Going beyond single length vectors

c("This", "is", "a", "test")
## [1] "This" "is"   "a"    "test"
class(c("This", "is", "a", "test"))
## [1] "character"
length(c("This", "is", "a", "test"))
## [1] 4
c(35L, 10L, 20L, 11L)
## [1] 35 10 20 11
class(c(35L, 10L, 20L, 11L))
## [1] "integer"
length(c(35L, 10L, 20L, 11L))
## [1] 4
class(c(35L, 10L, 20, 11L))
## [1] "numeric"
c(TRUE, FALSE, 1, "twelve")
## [1] "TRUE"   "FALSE"  "1"      "twelve"

Keeping things around for a while

a_good_variable_name <- c("This", "is", "a", "test")
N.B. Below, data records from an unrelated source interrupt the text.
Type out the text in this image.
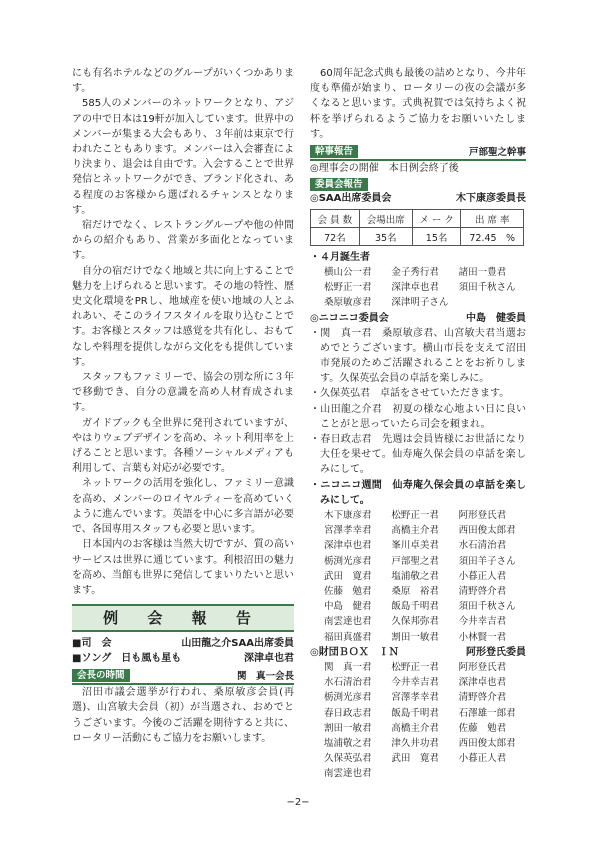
にも有名ホテルなどのグループがいくつかあります。

585人のメンバーのネットワークとなり、アジアの中で日本は19軒が加入しています。世界中のメンバーが集まる大会もあり、３年前は東京で行われたこともあります。メンバーは入会審査により決まり、退会は自由です。入会することで世界発信とネットワークができ、ブランド化され、ある程度のお客様から選ばれるチャンスとなります。

宿だけでなく、レストラングループや他の仲間からの紹介もあり、営業が多面化となっています。

自分の宿だけでなく地域と共に向上することで魅力を上げられると思います。その地の特性、歴史文化環境をPRし、地域産を使い地域の人とふれあい、そこのライフスタイルを取り込むことです。お客様とスタッフは感覚を共有化し、おもてなしや料理を提供しながら文化をも提供しています。

スタッフもファミリーで、協会の別な所に３年で移動でき、自分の意識を高め人材育成されます。

ガイドブックも全世界に発刊されていますが、やはりウェブデザインを高め、ネット利用率を上げることと思います。各種ソーシャルメディアも利用して、言葉も対応が必要です。

ネットワークの活用を強化し、ファミリー意識を高め、メンバーのロイヤルティーを高めていくように進んでいます。英語を中心に多言語が必要で、各国専用スタッフも必要と思います。

日本国内のお客様は当然大切ですが、質の高いサービスは世界に通じています。利根沼田の魅力を高め、当館も世界に発信してまいりたいと思います。

例 会 報 告
■司　会	山田龍之介SAA出席委員
■ソング　日も風も星も	深津卓也君
会長の時間	関　真一会長

沼田市議会選挙が行われ、桑原敏彦会員(再選)、山宮敏夫会員（初）が当選され、おめでとうございます。今後のご活躍を期待すると共に、ロータリー活動にもご協力をお願いします。

60周年記念式典も最後の詰めとなり、今井年度も準備が始まり、ロータリーの夜の会議が多くなると思います。式典祝賀では気持ちよく祝杯を挙げられるようご協力をお願いいたします。

幹事報告	戸部聖之幹事
◎理事会の開催　本日例会終了後
委員会報告
◎SAA出席委員会	木下康彦委員長
会 員 数	会場出席	メ ー ク	出 席 率
72名	35名	15名	72.45　%
・４月誕生者
横山公一君	金子秀行君	諸田一豊君
松野正一君	深津卓也君	須田千秋さん
桑原敏彦君	深津明子さん
◎ニコニコ委員会	中島　健委員

・関　真一君　桑原敏彦君、山宮敏夫君当選おめでとうございます。横山市長を支えて沼田市発展のためご活躍されることをお祈りします。久保英弘会員の卓話を楽しみに。

・久保英弘君　卓話をさせていただきます。

・山田龍之介君　初夏の様な心地よい日に良いことがと思っていたら司会を頼まれ。

・春日政志君　先週は会員皆様にお世話になり大任を果せて。仙寿庵久保会員の卓話を楽しみにして。

・ニコニコ週間　仙寿庵久保会員の卓話を楽しみにして。

木下康彦君	松野正一君	阿形登氏君
宮澤孝幸君	高橋主介君	西田俊太郎君
深津卓也君	峯川卓美君	水石清治君
栃渕光彦君	戸部聖之君	須田羊子さん
武田　寛君	塩浦敬之君	小暮正人君
佐藤　勉君	桑原　裕君	清野啓介君
中島　健君	飯島千明君	須田千秋さん
南雲達也君	久保邦弥君	今井幸吉君
福田真盛君	割田一敏君	小林賢一君
◎財団ＢＯＸ　ＩＮ	阿形登氏委員
関　真一君	松野正一君	阿形登氏君
水石清治君	今井幸吉君	深津卓也君
栃渕光彦君	宮澤孝幸君	清野啓介君
春日政志君	飯島千明君	石澤雄一郎君
割田一敏君	高橋主介君	佐藤　勉君
塩浦敬之君	津久井功君	西田俊太郎君
久保英弘君	武田　寛君	小暮正人君
南雲達也君
−2−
class(a_good_variable_name)
## [1] "character"
length(a_good_variable_name)
## [1] 4

A better variable name:

ages <- c(35L, 10L, 20L, 11L)

class(ages)
## [1] "integer"
length(ages)
## [1] 4

Indexing vectors

ages[1]
## [1] 35
ages[3]
## [1] 20
ages[c(1, 2)]
## [1] 35 10
ages[c(3, 1)]
## [1] 20 35
ages[1:3]
## [1] 35 10 20
ages[4:1]
## [1] 11 20 10 35
ages[c(4, 3, 2, 1)]
## [1] 11 20 10 35
ages[-1]
## [1] 10 20 11
ages[100]
## [1] NA
ages[0.1]
## integer(0)

Other operations on vectors

1 + 1
## [1] 2
3 * 2
## [1] 6
c(1, 2) + c(5, 6)
## [1] 6 8
c(1, 2) * 2
## [1] 2 4
c(1, 2) ^ 10
## [1]    1 1024
c(1, 2) - 1
## [1] 0 1

Not just numbers

nchar(a_good_variable_name)
## [1] 4 2 1 4

Not just “math”

ages < 100
## [1] TRUE TRUE TRUE TRUE
ages > 10
## [1]  TRUE FALSE  TRUE  TRUE
ages == 10 | ages == 35
## [1]  TRUE  TRUE FALSE FALSE
ages == 10 || ages == 35
## [1] TRUE

Indexing with logical vector results

ages[ages == 10 | ages == 35]
## [1] 35 10
ages[ages> 100]
## integer(0)
ages[TRUE]
## [1] 35 10 20 11
ages[c(TRUE, FALSE)]
## [1] 35 20
ages[c(TRUE, FALSE, TRUE)]
## [1] 35 20 11
ages[c(TRUE, FALSE, TRUE, TRUE)]
## [1] 35 20 11
ages[c(TRUE, TRUE)]
## [1] 35 10 20 11
ages[FALSE]
## integer(0)
ages[which(ages < 30)]
## [1] 10 20 11
which(ages < 30)
## [1] 2 3 4

Growing vectors

small_vector <- c(11, 12, 13, 14)

small_vector
## [1] 11 12 13 14
small_vector <- c(small_vector, c(4, 3, 2, 1))

small_vector
## [1] 11 12 13 14  4  3  2  1

More info

Read these. Alot. You’ll get spot quizzes occassionally about some esoteric edge cases.

help("vector")
help("character")
help("integer")
help("numeric")
help("double")
help("logical")

help("c")
help("append")

help("mode")
help("typeof")

help("NA")

help("Arithmetic")
help("Syntax")

help("::")

?base::Logic

help("[") # Really read this one

On your own

You won’t excel in “Data Science” without having a curiuos nature. Experiment with similar operations above for those and other vector types. Try to generate error messages and then figure out why the error occurred.